Je ne sais si je dois raconter cela. Mes mains tremblent encore de ce que j’ai pu faire. Je revois très bien la scène. Elle reste gravée dans mon esprit. Comment oublier ses yeux ? Baste ! Je ne puis oublier ce qu’il s’est passé. Le coucher sur l’écrit appaisera peut-être ma fièvre.
Naralik est une belle cité, mais tous les elfes qui y rôdent ne me sont pas forcémment acquis. J’ai certes réussi à solidifier ma position d’échevin, ma relation avec l’Ilharess, certains me regardent avec violence. Cette véhémence dans leurs yeux ne me dérange guère. Ils sont obligés au respect. Cela est bien comme cela est.
Toutefois, je n’ai peur que d’une chose, ce qu’il s’est passé chez moi. Je veux dire avant les Landes. Car si j’ai bien pu le cacher, l’expérience que je viens de vivre m’a prouvé que tout cela revient bien vite, sous peu qu’un de mes anciens camarades refait surface.
C’est sur le bateau que je le vis. Lui, l’infâme ! Il n’avait guère changé. Toujours les mêmes yeux injectés de sang.
Je crois qu’il m’a reconnu aussi.
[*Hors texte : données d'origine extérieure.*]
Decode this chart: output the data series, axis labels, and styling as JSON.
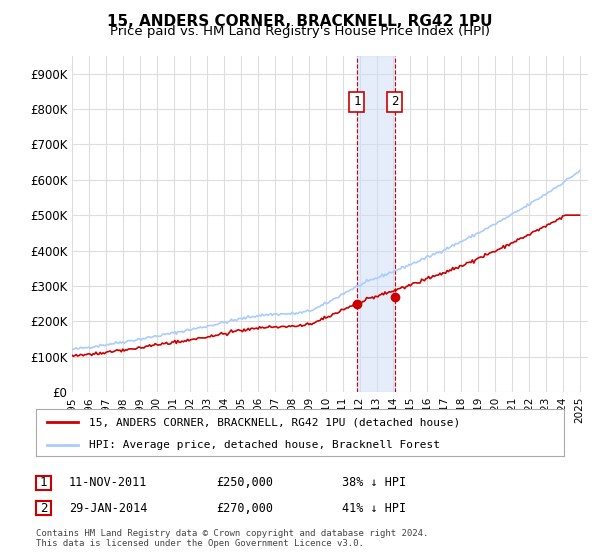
{
  "title": "15, ANDERS CORNER, BRACKNELL, RG42 1PU",
  "subtitle": "Price paid vs. HM Land Registry's House Price Index (HPI)",
  "ylim": [
    0,
    950000
  ],
  "yticks": [
    0,
    100000,
    200000,
    300000,
    400000,
    500000,
    600000,
    700000,
    800000,
    900000
  ],
  "ytick_labels": [
    "£0",
    "£100K",
    "£200K",
    "£300K",
    "£400K",
    "£500K",
    "£600K",
    "£700K",
    "£800K",
    "£900K"
  ],
  "hpi_color": "#aaccff",
  "price_color": "#cc0000",
  "shading_color": "#ccddf8",
  "marker1_price": 250000,
  "marker1_label": "11-NOV-2011",
  "marker1_value_label": "£250,000",
  "marker1_pct": "38% ↓ HPI",
  "marker2_price": 270000,
  "marker2_label": "29-JAN-2014",
  "marker2_value_label": "£270,000",
  "marker2_pct": "41% ↓ HPI",
  "legend_line1": "15, ANDERS CORNER, BRACKNELL, RG42 1PU (detached house)",
  "legend_line2": "HPI: Average price, detached house, Bracknell Forest",
  "footnote1": "Contains HM Land Registry data © Crown copyright and database right 2024.",
  "footnote2": "This data is licensed under the Open Government Licence v3.0.",
  "background_color": "#ffffff",
  "grid_color": "#dddddd",
  "title_fontsize": 11,
  "subtitle_fontsize": 9.5
}
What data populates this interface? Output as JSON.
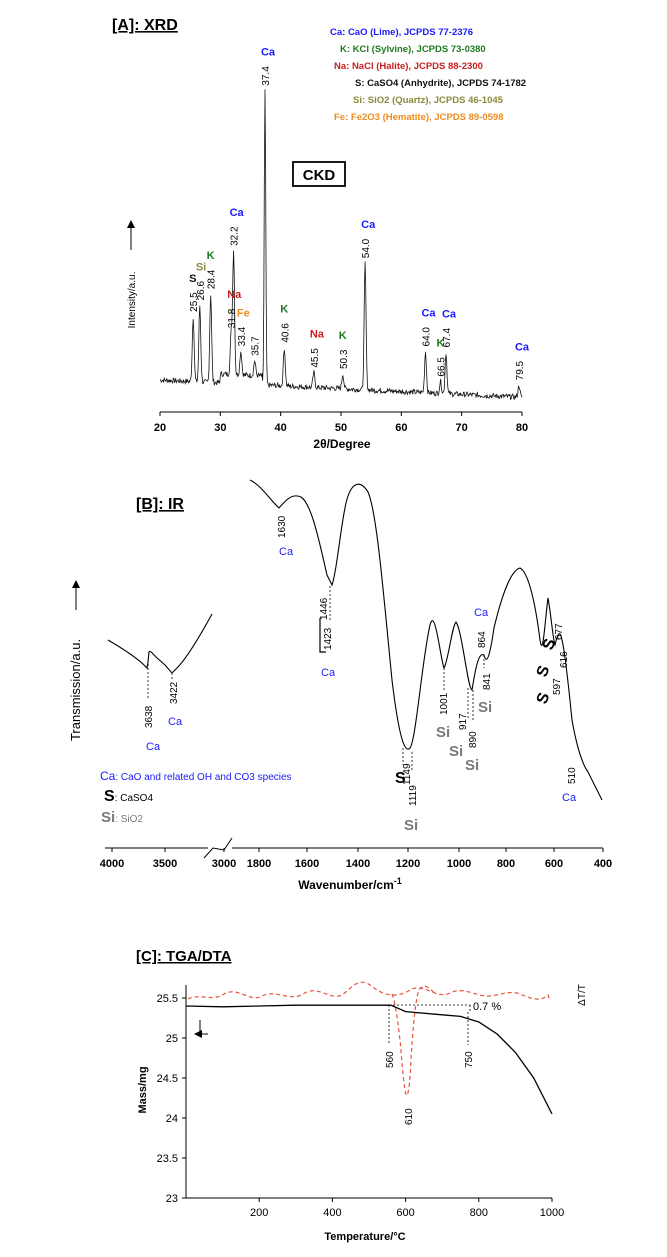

En voyant mon uniforme d’échevin il a souri et sifflé. « Mazette, Morax le banni, vous voilà bien accoutré… »
Je ne pouvais laisser passer cela. L’accepter. C’était du suicide.
J’ai vérifié qu’il n’y avait personne et me suis approché. Il avait sa dague fétiche dans les mains. Il a sûrement dû comprendre.
« Je te bats depuis toujours Morax, que veux-tu faire ? »
Je ne sais si ce sont les Landes qui m’ont endurci, ou la haine qui m’agita à ce moment. Je l’empoignai et le plongeai au sol d’un seul coup. Je frappai avec vigueur son crâne. Il se débattait mais avait dû lâcher son arme. Je le repoussai toujours plus.
Nous atteignâmes dans ce pugilat, l’eau de la mer. Il était sous moi, dans notre mêlée furieuse. Je profitai de ma position pour lui enfoncer le visage dans l’eau. Maintenir. Tenir. Jusqu’à ce que tout se relâche.
Ce me parut des heures.
J’ai bien mis deux minutes à le relever, même après qu’il soit mort. Ses yeux étaient révulsés. Ils ne me lâchaient pas. Je l’ai jeté à l’eau. Les requins s’en chargeront.